Avec Cécile Fraisse-Bareille, Rafaëlle Jolivet, Séphora Haymann, Marianne Pichon et Diane Regneault, 
mais aussi Delagare&Cie, Adeline Nunez et la Compagnie La Scène Buissonnière, Anne-Sarah Faget et le collectif C.A.M.P.E., Le Fracas et Mustapha Aouar, Pascale Maillet et Anne Leblanc (Compagnie 3mètres33)

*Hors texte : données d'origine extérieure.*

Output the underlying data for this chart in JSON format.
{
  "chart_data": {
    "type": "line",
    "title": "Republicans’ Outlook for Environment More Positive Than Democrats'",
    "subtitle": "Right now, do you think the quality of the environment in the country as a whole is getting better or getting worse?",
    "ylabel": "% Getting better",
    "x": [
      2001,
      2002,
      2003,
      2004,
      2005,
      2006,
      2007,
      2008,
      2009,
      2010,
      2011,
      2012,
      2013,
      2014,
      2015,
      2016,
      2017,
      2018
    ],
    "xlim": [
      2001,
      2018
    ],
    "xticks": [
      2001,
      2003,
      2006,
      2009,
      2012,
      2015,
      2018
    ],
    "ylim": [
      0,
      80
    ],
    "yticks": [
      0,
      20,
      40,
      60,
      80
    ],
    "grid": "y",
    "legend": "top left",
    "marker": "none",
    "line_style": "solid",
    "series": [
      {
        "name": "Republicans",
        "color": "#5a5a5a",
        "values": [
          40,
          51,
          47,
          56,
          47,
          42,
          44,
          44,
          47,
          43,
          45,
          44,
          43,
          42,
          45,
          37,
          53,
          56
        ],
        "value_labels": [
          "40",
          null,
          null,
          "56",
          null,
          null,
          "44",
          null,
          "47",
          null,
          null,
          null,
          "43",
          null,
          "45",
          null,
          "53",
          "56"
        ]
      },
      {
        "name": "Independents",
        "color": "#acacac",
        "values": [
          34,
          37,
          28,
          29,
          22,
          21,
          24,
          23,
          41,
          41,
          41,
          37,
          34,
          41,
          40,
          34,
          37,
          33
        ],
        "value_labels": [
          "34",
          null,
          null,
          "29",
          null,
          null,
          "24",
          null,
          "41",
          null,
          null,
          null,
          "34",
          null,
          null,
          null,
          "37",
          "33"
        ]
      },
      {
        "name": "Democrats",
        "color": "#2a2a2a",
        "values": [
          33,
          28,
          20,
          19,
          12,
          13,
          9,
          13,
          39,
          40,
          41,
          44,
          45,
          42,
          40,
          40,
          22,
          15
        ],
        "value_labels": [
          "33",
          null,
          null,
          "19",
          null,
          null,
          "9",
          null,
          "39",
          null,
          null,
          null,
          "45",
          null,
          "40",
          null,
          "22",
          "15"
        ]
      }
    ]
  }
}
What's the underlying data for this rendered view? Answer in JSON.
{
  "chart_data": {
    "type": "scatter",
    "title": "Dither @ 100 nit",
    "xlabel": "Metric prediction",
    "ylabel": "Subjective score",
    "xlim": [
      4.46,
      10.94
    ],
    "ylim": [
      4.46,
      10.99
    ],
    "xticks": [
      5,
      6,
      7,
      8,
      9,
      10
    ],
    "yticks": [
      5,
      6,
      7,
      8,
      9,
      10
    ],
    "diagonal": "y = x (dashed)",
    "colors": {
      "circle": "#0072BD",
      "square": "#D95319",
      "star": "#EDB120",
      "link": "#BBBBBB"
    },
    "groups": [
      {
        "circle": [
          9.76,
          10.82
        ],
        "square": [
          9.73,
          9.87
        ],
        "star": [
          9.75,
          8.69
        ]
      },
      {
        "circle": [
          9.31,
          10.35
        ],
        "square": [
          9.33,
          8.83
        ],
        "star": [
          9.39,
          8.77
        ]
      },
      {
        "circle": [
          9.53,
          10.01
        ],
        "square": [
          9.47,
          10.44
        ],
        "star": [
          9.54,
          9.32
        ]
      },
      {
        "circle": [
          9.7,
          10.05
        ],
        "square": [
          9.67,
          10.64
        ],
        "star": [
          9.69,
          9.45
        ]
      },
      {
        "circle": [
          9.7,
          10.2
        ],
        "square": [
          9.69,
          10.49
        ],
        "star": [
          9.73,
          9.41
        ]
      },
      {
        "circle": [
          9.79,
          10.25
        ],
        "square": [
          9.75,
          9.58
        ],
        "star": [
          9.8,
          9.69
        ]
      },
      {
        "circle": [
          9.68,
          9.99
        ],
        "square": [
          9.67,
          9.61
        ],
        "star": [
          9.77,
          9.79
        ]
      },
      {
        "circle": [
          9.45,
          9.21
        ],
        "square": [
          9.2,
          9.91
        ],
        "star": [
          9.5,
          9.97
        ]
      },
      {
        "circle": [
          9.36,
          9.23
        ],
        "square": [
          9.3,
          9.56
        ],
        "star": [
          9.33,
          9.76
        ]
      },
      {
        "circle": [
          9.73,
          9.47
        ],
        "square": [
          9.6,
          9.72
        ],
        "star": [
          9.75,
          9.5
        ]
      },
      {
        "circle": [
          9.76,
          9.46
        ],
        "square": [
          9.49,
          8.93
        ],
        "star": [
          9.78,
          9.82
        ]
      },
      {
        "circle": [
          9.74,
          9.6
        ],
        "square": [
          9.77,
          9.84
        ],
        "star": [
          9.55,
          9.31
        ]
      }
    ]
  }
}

et encore Valia Boulay, François Miehe et Alain Bellet
 
Samedi 05 Mai 2018 à 19h30 – Gare au Théâtre – Vitry-sur-Seine
 

François Miehe à des étudiants de Paris III :

« Moi ce que je retiens de Mai 68 et ce que ça représente, c’est un désir de collectif. En tout cas, c’est ce que vis. Pour moi Mai 68, c’est la découverte de la force collective, quand elle se met en bon ordre de réflexion. Parce que, la force collective ça peut aussi mener au totalitarisme. Donc, moi je pense que ce que j’ai vécu concrètement, c’est ça. Quand on est ensemble, qu’on est intelligents, on se change et on change le monde. »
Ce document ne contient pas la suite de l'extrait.